Entity Framework, Is there any performance improvement on querying at repository instead at service layer?
Does Entity Framework has any performance improvement engine like SQL? Does it knows that all next 3 pseudo code is just 1 DB call, or it first really gets someFilteredContidionA, and then applys the second condition?
CASE A)
clients.Where( someFilterConditionA);
clients.Where( someFilterConditionB);
return clients;
CASE B)
clients.Where( someFilterConditionA).Where( someFilterConditionB);
return clients;
CASE C)
clients.Where( someFilterConditionA AND someFilterConditionB);
return clients;
EF does have optimizations, there should be no difference at all between your 3 cases. You can easily run an SQL Profiler to inspect any query that EF sends through to the DB.

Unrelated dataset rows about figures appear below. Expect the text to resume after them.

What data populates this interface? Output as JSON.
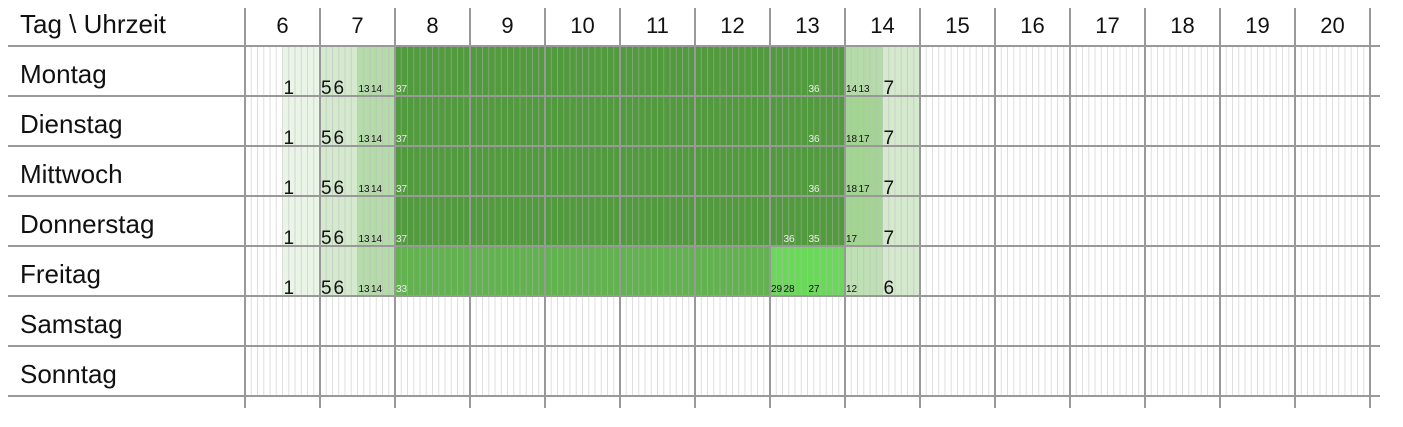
{
  "header": {
    "corner": "Tag \\ Uhrzeit",
    "hours": [
      6,
      7,
      8,
      9,
      10,
      11,
      12,
      13,
      14,
      15,
      16,
      17,
      18,
      19,
      20
    ]
  },
  "rows": [
    {
      "day": "Montag",
      "end": 900,
      "runs": [
        {
          "start": 390,
          "count": 1,
          "color": "#eaf4e7"
        },
        {
          "start": 420,
          "count": 5,
          "color": "#d4e9ce"
        },
        {
          "start": 430,
          "count": 6,
          "color": "#d4e9ce"
        },
        {
          "start": 450,
          "count": 13,
          "color": "#b6dbab"
        },
        {
          "start": 460,
          "count": 14,
          "color": "#b6dbab"
        },
        {
          "start": 480,
          "count": 37,
          "color": "#519a3d"
        },
        {
          "start": 810,
          "count": 36,
          "color": "#519a3d"
        },
        {
          "start": 840,
          "count": 14,
          "color": "#b6dbab"
        },
        {
          "start": 850,
          "count": 13,
          "color": "#b6dbab"
        },
        {
          "start": 870,
          "count": 7,
          "color": "#d4e9ce"
        }
      ]
    },
    {
      "day": "Dienstag",
      "end": 900,
      "runs": [
        {
          "start": 390,
          "count": 1,
          "color": "#eaf4e7"
        },
        {
          "start": 420,
          "count": 5,
          "color": "#d4e9ce"
        },
        {
          "start": 430,
          "count": 6,
          "color": "#d4e9ce"
        },
        {
          "start": 450,
          "count": 13,
          "color": "#b6dbab"
        },
        {
          "start": 460,
          "count": 14,
          "color": "#b6dbab"
        },
        {
          "start": 480,
          "count": 37,
          "color": "#519a3d"
        },
        {
          "start": 810,
          "count": 36,
          "color": "#519a3d"
        },
        {
          "start": 840,
          "count": 18,
          "color": "#a3d494"
        },
        {
          "start": 850,
          "count": 17,
          "color": "#a3d494"
        },
        {
          "start": 870,
          "count": 7,
          "color": "#d4e9ce"
        }
      ]
    },
    {
      "day": "Mittwoch",
      "end": 900,
      "runs": [
        {
          "start": 390,
          "count": 1,
          "color": "#eaf4e7"
        },
        {
          "start": 420,
          "count": 5,
          "color": "#d4e9ce"
        },
        {
          "start": 430,
          "count": 6,
          "color": "#d4e9ce"
        },
        {
          "start": 450,
          "count": 13,
          "color": "#b6dbab"
        },
        {
          "start": 460,
          "count": 14,
          "color": "#b6dbab"
        },
        {
          "start": 480,
          "count": 37,
          "color": "#519a3d"
        },
        {
          "start": 810,
          "count": 36,
          "color": "#519a3d"
        },
        {
          "start": 840,
          "count": 18,
          "color": "#a3d494"
        },
        {
          "start": 850,
          "count": 17,
          "color": "#a3d494"
        },
        {
          "start": 870,
          "count": 7,
          "color": "#d4e9ce"
        }
      ]
    },
    {
      "day": "Donnerstag",
      "end": 900,
      "runs": [
        {
          "start": 390,
          "count": 1,
          "color": "#eaf4e7"
        },
        {
          "start": 420,
          "count": 5,
          "color": "#d4e9ce"
        },
        {
          "start": 430,
          "count": 6,
          "color": "#d4e9ce"
        },
        {
          "start": 450,
          "count": 13,
          "color": "#b6dbab"
        },
        {
          "start": 460,
          "count": 14,
          "color": "#b6dbab"
        },
        {
          "start": 480,
          "count": 37,
          "color": "#519a3d"
        },
        {
          "start": 790,
          "count": 36,
          "color": "#519a3d"
        },
        {
          "start": 810,
          "count": 35,
          "color": "#519a3d"
        },
        {
          "start": 840,
          "count": 17,
          "color": "#a3d494"
        },
        {
          "start": 870,
          "count": 7,
          "color": "#d4e9ce"
        }
      ]
    },
    {
      "day": "Freitag",
      "end": 900,
      "runs": [
        {
          "start": 390,
          "count": 1,
          "color": "#eaf4e7"
        },
        {
          "start": 420,
          "count": 5,
          "color": "#d4e9ce"
        },
        {
          "start": 430,
          "count": 6,
          "color": "#d4e9ce"
        },
        {
          "start": 450,
          "count": 13,
          "color": "#b6dbab"
        },
        {
          "start": 460,
          "count": 14,
          "color": "#b6dbab"
        },
        {
          "start": 480,
          "count": 33,
          "color": "#62b24f"
        },
        {
          "start": 780,
          "count": 29,
          "color": "#6ad95a"
        },
        {
          "start": 790,
          "count": 28,
          "color": "#6ad95a"
        },
        {
          "start": 810,
          "count": 27,
          "color": "#6ad95a"
        },
        {
          "start": 840,
          "count": 12,
          "color": "#bfe0b5"
        },
        {
          "start": 870,
          "count": 6,
          "color": "#d4e9ce"
        }
      ]
    },
    {
      "day": "Samstag",
      "runs": []
    },
    {
      "day": "Sonntag",
      "runs": []
    }
  ]
}
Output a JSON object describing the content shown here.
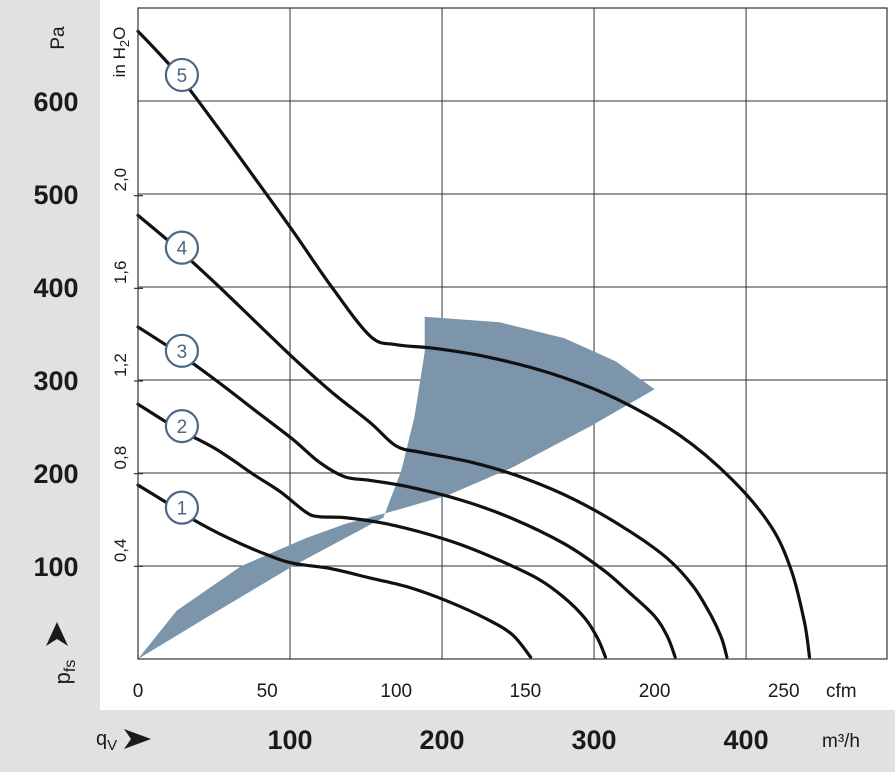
{
  "chart_data": {
    "type": "line",
    "title": "",
    "x_axis": {
      "primary_unit": "cfm",
      "primary_ticks": [
        "0",
        "50",
        "100",
        "150",
        "200",
        "250"
      ],
      "primary_range": [
        0,
        290
      ],
      "secondary_label": "qV",
      "secondary_unit": "m³/h",
      "secondary_ticks": [
        "100",
        "200",
        "300",
        "400"
      ]
    },
    "y_axis": {
      "primary_label": "pfs",
      "primary_unit": "Pa",
      "primary_ticks": [
        "100",
        "200",
        "300",
        "400",
        "500",
        "600"
      ],
      "primary_range": [
        0,
        700
      ],
      "secondary_unit": "in H2O",
      "secondary_ticks": [
        "0,4",
        "0,8",
        "1,2",
        "1,6",
        "2,0"
      ]
    },
    "grid": true,
    "series": [
      {
        "name": "1",
        "points": [
          [
            0,
            187
          ],
          [
            10,
            170
          ],
          [
            20,
            152
          ],
          [
            35,
            130
          ],
          [
            50,
            112
          ],
          [
            60,
            103
          ],
          [
            75,
            97
          ],
          [
            90,
            87
          ],
          [
            105,
            77
          ],
          [
            120,
            62
          ],
          [
            135,
            43
          ],
          [
            145,
            26
          ],
          [
            152,
            2
          ]
        ]
      },
      {
        "name": "2",
        "points": [
          [
            0,
            274
          ],
          [
            15,
            248
          ],
          [
            30,
            226
          ],
          [
            45,
            198
          ],
          [
            55,
            180
          ],
          [
            65,
            158
          ],
          [
            70,
            153
          ],
          [
            80,
            152
          ],
          [
            95,
            146
          ],
          [
            110,
            136
          ],
          [
            125,
            123
          ],
          [
            140,
            106
          ],
          [
            155,
            86
          ],
          [
            165,
            66
          ],
          [
            173,
            44
          ],
          [
            178,
            22
          ],
          [
            181,
            2
          ]
        ]
      },
      {
        "name": "3",
        "points": [
          [
            0,
            357
          ],
          [
            15,
            330
          ],
          [
            30,
            300
          ],
          [
            45,
            268
          ],
          [
            60,
            236
          ],
          [
            70,
            212
          ],
          [
            80,
            196
          ],
          [
            90,
            192
          ],
          [
            105,
            185
          ],
          [
            125,
            171
          ],
          [
            145,
            151
          ],
          [
            165,
            124
          ],
          [
            180,
            96
          ],
          [
            190,
            72
          ],
          [
            200,
            46
          ],
          [
            205,
            24
          ],
          [
            208,
            2
          ]
        ]
      },
      {
        "name": "4",
        "points": [
          [
            0,
            477
          ],
          [
            15,
            442
          ],
          [
            30,
            404
          ],
          [
            45,
            364
          ],
          [
            60,
            324
          ],
          [
            75,
            287
          ],
          [
            90,
            254
          ],
          [
            100,
            229
          ],
          [
            110,
            222
          ],
          [
            130,
            211
          ],
          [
            150,
            194
          ],
          [
            170,
            170
          ],
          [
            190,
            138
          ],
          [
            205,
            108
          ],
          [
            215,
            78
          ],
          [
            222,
            46
          ],
          [
            226,
            22
          ],
          [
            228,
            2
          ]
        ]
      },
      {
        "name": "5",
        "points": [
          [
            0,
            675
          ],
          [
            15,
            630
          ],
          [
            30,
            575
          ],
          [
            45,
            518
          ],
          [
            60,
            460
          ],
          [
            75,
            400
          ],
          [
            90,
            347
          ],
          [
            100,
            338
          ],
          [
            115,
            334
          ],
          [
            135,
            325
          ],
          [
            160,
            307
          ],
          [
            185,
            280
          ],
          [
            210,
            240
          ],
          [
            230,
            193
          ],
          [
            245,
            143
          ],
          [
            253,
            95
          ],
          [
            258,
            40
          ],
          [
            260,
            2
          ]
        ]
      }
    ],
    "operating_region": [
      [
        111,
        368
      ],
      [
        140,
        362
      ],
      [
        165,
        345
      ],
      [
        185,
        320
      ],
      [
        200,
        290
      ],
      [
        175,
        250
      ],
      [
        145,
        206
      ],
      [
        120,
        176
      ],
      [
        100,
        160
      ],
      [
        80,
        145
      ],
      [
        65,
        130
      ],
      [
        40,
        100
      ],
      [
        15,
        52
      ],
      [
        0,
        0
      ],
      [
        25,
        42
      ],
      [
        60,
        100
      ],
      [
        95,
        152
      ],
      [
        102,
        203
      ],
      [
        107,
        260
      ],
      [
        111,
        330
      ]
    ],
    "region_color": "#7d95aa",
    "curve_color": "#111111",
    "label_color": "#4a6785"
  }
}
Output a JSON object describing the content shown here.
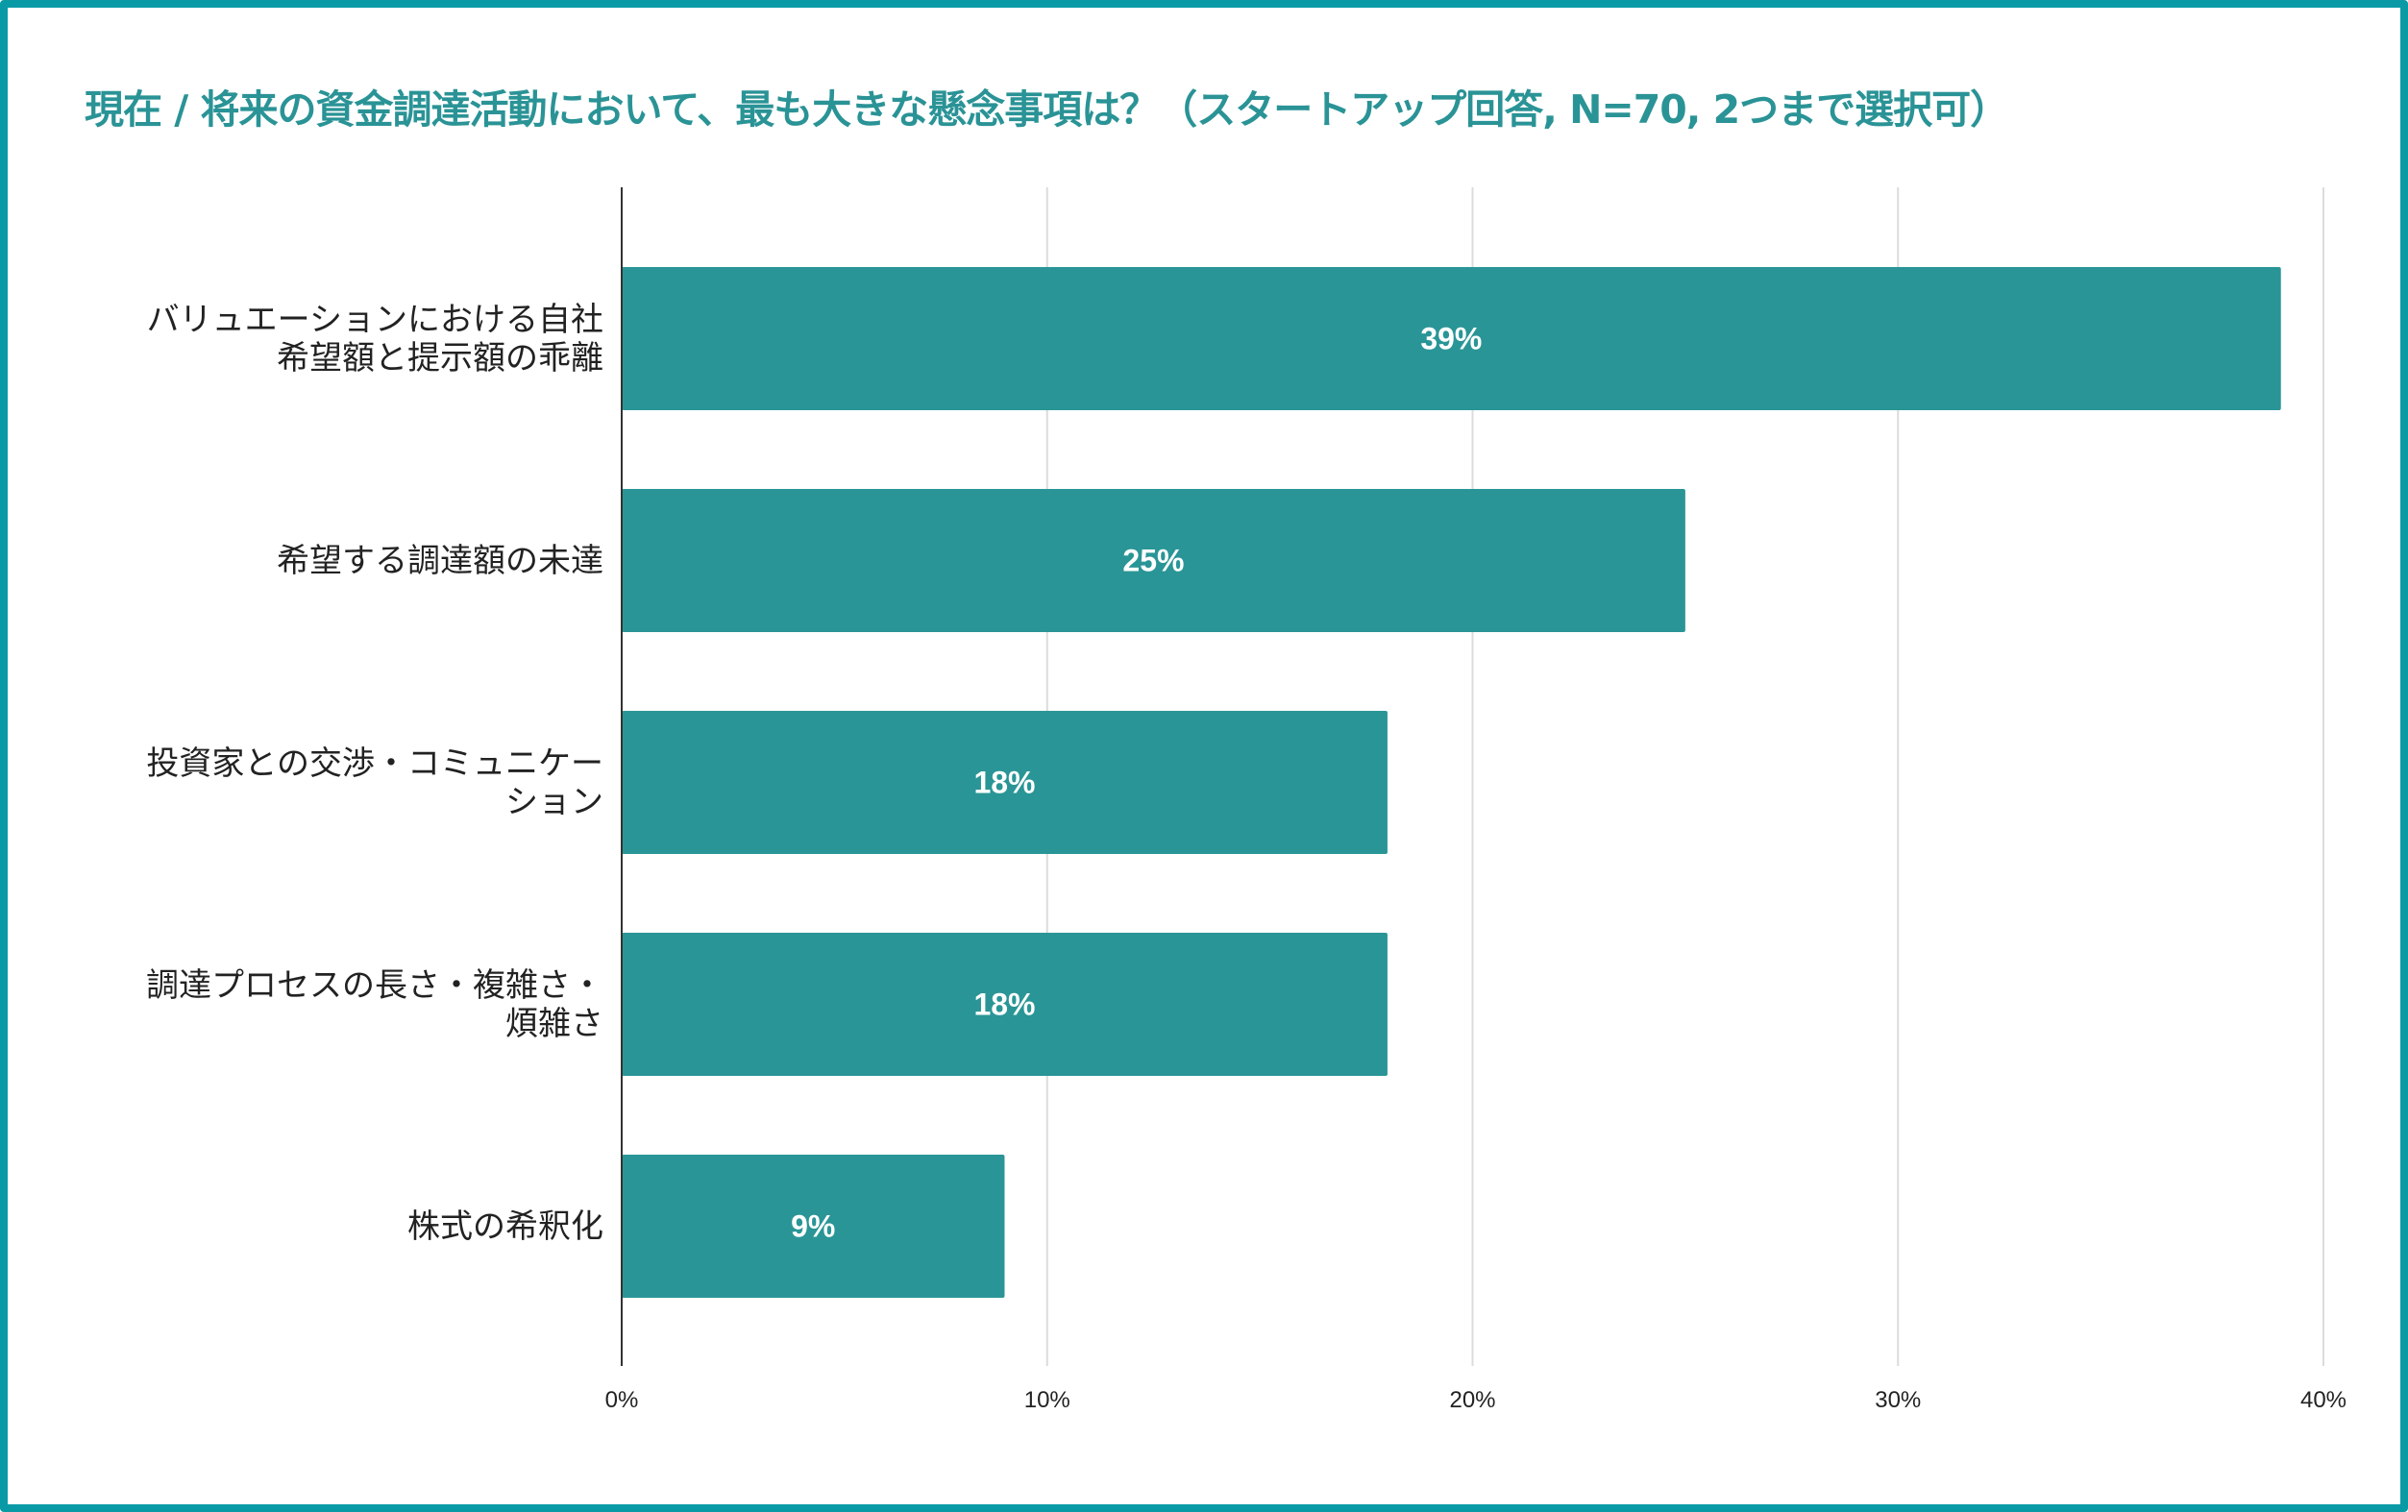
{
  "chart_data": {
    "type": "bar",
    "orientation": "horizontal",
    "title": "現在 / 将来の資金調達活動において、最も大きな懸念事項は？（スタートアップ回答, N=70, 2つまで選択可）",
    "categories": [
      "バリュエーションにおける自社\n希望額と提示額の乖離",
      "希望する調達額の未達",
      "投資家との交渉・コミュニケー\nション",
      "調達プロセスの長さ・複雑さ・\n煩雑さ",
      "株式の希釈化"
    ],
    "values": [
      39,
      25,
      18,
      18,
      9
    ],
    "data_labels": [
      "39%",
      "25%",
      "18%",
      "18%",
      "9%"
    ],
    "xlim": [
      0,
      40
    ],
    "xticks": [
      0,
      10,
      20,
      30,
      40
    ],
    "xtick_labels": [
      "0%",
      "10%",
      "20%",
      "30%",
      "40%"
    ],
    "grid": true,
    "legend": "none",
    "colors": {
      "bar": "#2a9596",
      "title": "#2a9396",
      "border": "#0a9aa6"
    }
  }
}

As far as execution goes: The cost is at execution, regardless of where that is triggered. This is commonly wherever calls the .ToList / .First / .Any / .Count etc. The biggest performance mistake I see people make looks like:
var results = dbContext.ParentEntities.Where(x=> x.SomeCriteria == true).ToList();
// later down the call stack...
var results = repostitory.GetParents(criteria);
if (results.Count > 0)
// never actually use results, or do something like results.FirstOrDefault(), etc.
Then there are the sins of lazy loading or eager loading inappropriately, returning entire entity graphs where only a few fields are actually used.
The pattern I follow is to use deferred execution /w a repository pattern. What this means is that my repositories, with few exceptions, always return IQueryable<TEntity>
. Even methods where only 1 entity is expected. (I.e. GetById()) The repository manages low-level rules such as Authorization and things like IsActive for Soft-delete systems, and temporal considerations for historical data, but I let the business logic further refine the query as needed in terms of additional criteria, defining which fields will be selected, and how the data will be retrieved before executing the deferred query.
The benefits of this approach is that my repository serves as an easy cut-off point for my unit tests, I just need to return back things like Lists of entities from a mocked repository to exercise my business logic. From a maintenance point of view my repository is very thin. No need for lots of similar methods for different criteria or expected return types, or passing vague Expression Trees and such into functions to relay filtering. From a performance point of view, giving the business logic the control over how the data is filtered and consumed gives me a lot of flexibility and helps ensure that queries are easily optimized. My business logic can:
All without touching the repository definition. The repository becomes a thin service class to facilitate testing.
The argument made against this pattern is that having a repository with explicit and static queries makes for a more deliberate target to tune indexes for. My counter to that is that index tuning should be based on how a system is used, and not something that should try to be optimized for early. Static repositories and queries means you're having a lot of extra code to maintain and in many cases running sub-optimal queries. (I.e. returning IEnumerable<Entity>
) Either a lot of methods that do essentially the same thing returning different data structures, or fewer methods returning entire entities, where only a few details were actually needed. IMO: Build the system, use the system, tune the system.